Arden Heights Staten Island, NY, Multiple Firefighters Injured In Fire Accident

Arden Heights Staten Island – 22 firemen were hurt on Friday due to a fire on Staten Island. A fire broke out on Shotwell Avenue in Arden Heights at about 1:30 pm, quickly growing to four alarms. Although a portion of the home did fall, an FDNY spokesman stated that the firefighters “were not trapped in the collapse.”

Many were reportedly trapped inside due to the strong fire, according to FDNY Chief Brian Gorman. “I can’t emphasize enough how nearly the FDNY lost this one. Perhaps three of our employees passed away today “stated FDNY commissioner Laura Kavanagh. At least 19 additional firefighters have non-life-threatening injuries, while three firemen have serious wounds. The cause of the fire is being investigated.

Locals are receiving support from the Red Cross. According to the fire chief, the FDNY workers on the scene of the four-alarm fire had a “very close call.” At Staten Island University North Hospital on Friday evening, three firefighters were in critical condition. But, we do know that two of the firefighters were left stranded for a spell and that three of the firefighters required medical assistance after having their masks knocked off by something that fell on their heads.

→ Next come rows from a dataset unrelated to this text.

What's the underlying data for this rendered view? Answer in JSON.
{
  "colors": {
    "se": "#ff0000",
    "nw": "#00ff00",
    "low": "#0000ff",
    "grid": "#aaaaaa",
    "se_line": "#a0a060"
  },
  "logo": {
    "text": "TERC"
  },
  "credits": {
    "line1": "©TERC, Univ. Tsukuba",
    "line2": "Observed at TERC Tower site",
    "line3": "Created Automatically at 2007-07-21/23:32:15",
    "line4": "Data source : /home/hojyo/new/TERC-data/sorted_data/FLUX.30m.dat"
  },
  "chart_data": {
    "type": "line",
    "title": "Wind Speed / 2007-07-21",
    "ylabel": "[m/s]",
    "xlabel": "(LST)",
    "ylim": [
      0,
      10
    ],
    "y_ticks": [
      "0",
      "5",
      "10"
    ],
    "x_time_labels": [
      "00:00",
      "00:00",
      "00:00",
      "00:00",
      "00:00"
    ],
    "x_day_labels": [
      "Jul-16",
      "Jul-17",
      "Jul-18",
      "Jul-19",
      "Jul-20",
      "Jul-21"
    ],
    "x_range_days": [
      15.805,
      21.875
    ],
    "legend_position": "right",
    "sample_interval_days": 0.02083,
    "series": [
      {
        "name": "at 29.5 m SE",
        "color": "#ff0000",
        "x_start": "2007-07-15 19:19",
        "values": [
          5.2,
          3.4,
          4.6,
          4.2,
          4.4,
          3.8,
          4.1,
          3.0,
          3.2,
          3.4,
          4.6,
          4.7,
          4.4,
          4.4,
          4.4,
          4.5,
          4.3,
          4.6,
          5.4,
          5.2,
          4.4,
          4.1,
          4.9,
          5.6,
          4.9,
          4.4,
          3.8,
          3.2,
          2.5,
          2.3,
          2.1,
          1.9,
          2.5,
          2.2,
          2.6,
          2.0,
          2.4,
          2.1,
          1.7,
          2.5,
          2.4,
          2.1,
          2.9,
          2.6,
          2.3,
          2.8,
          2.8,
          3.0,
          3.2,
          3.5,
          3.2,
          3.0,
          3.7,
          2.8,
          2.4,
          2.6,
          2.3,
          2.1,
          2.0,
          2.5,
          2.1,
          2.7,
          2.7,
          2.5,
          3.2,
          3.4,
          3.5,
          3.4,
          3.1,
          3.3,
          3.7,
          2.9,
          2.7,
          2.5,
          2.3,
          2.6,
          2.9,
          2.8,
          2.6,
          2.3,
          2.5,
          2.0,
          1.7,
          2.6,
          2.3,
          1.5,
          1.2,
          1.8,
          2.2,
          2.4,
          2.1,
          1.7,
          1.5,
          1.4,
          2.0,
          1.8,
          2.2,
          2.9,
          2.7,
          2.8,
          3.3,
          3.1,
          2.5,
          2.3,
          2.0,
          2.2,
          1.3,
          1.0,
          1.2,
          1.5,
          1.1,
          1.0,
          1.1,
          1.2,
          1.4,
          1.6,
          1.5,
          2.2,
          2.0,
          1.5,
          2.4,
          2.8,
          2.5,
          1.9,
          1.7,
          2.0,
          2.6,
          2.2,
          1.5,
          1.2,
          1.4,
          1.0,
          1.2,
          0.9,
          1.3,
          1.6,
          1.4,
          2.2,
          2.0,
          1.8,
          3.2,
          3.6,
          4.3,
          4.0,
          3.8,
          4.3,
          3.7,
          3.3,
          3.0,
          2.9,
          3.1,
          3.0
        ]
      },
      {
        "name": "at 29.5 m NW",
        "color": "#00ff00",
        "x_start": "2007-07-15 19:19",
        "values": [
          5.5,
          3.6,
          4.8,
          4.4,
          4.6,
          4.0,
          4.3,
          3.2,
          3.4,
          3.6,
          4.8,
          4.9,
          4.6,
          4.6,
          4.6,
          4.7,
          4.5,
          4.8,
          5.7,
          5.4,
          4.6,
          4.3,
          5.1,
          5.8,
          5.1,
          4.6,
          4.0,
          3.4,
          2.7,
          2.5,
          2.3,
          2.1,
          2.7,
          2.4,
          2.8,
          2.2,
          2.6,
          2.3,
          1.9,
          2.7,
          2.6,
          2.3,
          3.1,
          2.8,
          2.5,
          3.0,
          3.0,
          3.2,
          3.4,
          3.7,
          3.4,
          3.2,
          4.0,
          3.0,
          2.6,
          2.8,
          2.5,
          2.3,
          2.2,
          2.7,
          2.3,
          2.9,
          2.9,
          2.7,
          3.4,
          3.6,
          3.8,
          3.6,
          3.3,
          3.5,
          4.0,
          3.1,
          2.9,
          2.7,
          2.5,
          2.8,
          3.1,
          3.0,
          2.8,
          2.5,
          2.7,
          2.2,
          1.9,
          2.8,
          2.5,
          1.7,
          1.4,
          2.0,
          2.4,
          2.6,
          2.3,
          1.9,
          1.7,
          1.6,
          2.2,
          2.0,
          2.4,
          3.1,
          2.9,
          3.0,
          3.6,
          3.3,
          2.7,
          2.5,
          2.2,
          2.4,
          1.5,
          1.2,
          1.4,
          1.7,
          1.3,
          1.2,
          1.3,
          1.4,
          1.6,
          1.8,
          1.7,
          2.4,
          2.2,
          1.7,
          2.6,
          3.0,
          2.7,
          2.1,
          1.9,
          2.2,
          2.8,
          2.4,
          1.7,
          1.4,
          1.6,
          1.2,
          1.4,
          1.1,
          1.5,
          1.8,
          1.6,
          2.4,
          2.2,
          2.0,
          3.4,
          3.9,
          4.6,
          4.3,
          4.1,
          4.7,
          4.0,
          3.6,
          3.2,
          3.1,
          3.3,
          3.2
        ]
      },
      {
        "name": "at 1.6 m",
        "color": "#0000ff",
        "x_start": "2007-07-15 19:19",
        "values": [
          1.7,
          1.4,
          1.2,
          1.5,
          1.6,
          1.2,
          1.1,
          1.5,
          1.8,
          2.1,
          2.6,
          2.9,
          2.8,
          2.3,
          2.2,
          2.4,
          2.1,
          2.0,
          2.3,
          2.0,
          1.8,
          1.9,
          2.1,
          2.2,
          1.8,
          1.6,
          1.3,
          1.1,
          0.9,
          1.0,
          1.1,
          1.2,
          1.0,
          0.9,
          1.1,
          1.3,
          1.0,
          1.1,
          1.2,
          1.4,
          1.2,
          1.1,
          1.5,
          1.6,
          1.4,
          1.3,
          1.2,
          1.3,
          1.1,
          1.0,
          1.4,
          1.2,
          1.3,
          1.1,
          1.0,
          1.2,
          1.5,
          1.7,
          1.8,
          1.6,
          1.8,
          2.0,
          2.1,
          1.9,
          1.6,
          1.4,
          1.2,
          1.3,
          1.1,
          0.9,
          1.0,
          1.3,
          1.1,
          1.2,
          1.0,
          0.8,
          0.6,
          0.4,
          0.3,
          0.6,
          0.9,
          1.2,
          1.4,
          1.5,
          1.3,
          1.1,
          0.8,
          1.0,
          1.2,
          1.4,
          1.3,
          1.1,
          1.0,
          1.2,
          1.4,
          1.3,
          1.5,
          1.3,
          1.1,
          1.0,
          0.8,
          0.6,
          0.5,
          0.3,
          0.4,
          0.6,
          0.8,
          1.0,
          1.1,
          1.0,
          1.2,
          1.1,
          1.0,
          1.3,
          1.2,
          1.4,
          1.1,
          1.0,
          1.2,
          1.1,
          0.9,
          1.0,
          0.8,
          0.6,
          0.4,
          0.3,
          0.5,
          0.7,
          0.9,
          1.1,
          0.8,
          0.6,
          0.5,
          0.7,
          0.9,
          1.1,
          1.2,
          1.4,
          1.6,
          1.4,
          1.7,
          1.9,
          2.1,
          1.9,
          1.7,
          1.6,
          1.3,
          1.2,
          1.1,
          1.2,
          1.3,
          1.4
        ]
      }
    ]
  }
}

The details of the injuries’ nature were suppressed by the authorities. More than 20 persons were dispatched there, despite the fact that they only had minor injuries. Staten Island University North Hospital is home to the borough’s regional burn center. On a radio call tape, an FDNY employee is heard saying, “We have received a second mayday from a firm inside. Try to get rid of him, men.”

There were frightening moments as firefighters battled to put out the fire at 88 Shotwell Avenue. In the end, they had to fight for their lives. “The windows smashed and a fierce fire was blown directly toward the firemen while they were searching the structure for inhabitants. Two victims were engulfed in the blaze “The Department chief for the FDNY, John Hodgens, said.

According to Hodgens, one made their way to a balcony on the second level, and sprang out, while another from the same floor mayday-sounded for help. He asserts that the lieutenant was successfully saved by Engine 168 and Squad Company 8. Hodgens, however, adds, “The Engine 168 nozzle guy was methodically extinguishing the flames but also growing somewhat perplexed by the situation.

He took a huge mouthful of smoke, maybe as a result of being hit in the head by a falling plaster. His mask and face piece have some minor scratches.” According to the firefighters’ union on Friday evening, Engine 167, the nearest fire station, was closed on Friday due to planned firefighter medical exams.

The city has been unwilling to pay the overtime necessary to cover the labor that has been scheduled for medical appointments, the president said, adding that New Yorkers should be aware of this. He asserted that every company wastes four days each year by being closed. He said that having replacements on hand would have sped up the reaction and maybe decreased casualties.

Also, he said that an accident had occurred on the way to the location for a responding engine company. CBS2 called FDNY for a response. Although the firehouse closure was not addressed, the FDNY asserted at the news conference on Friday that units arrived on the site in under four minutes. We were directed to that comment by a representative.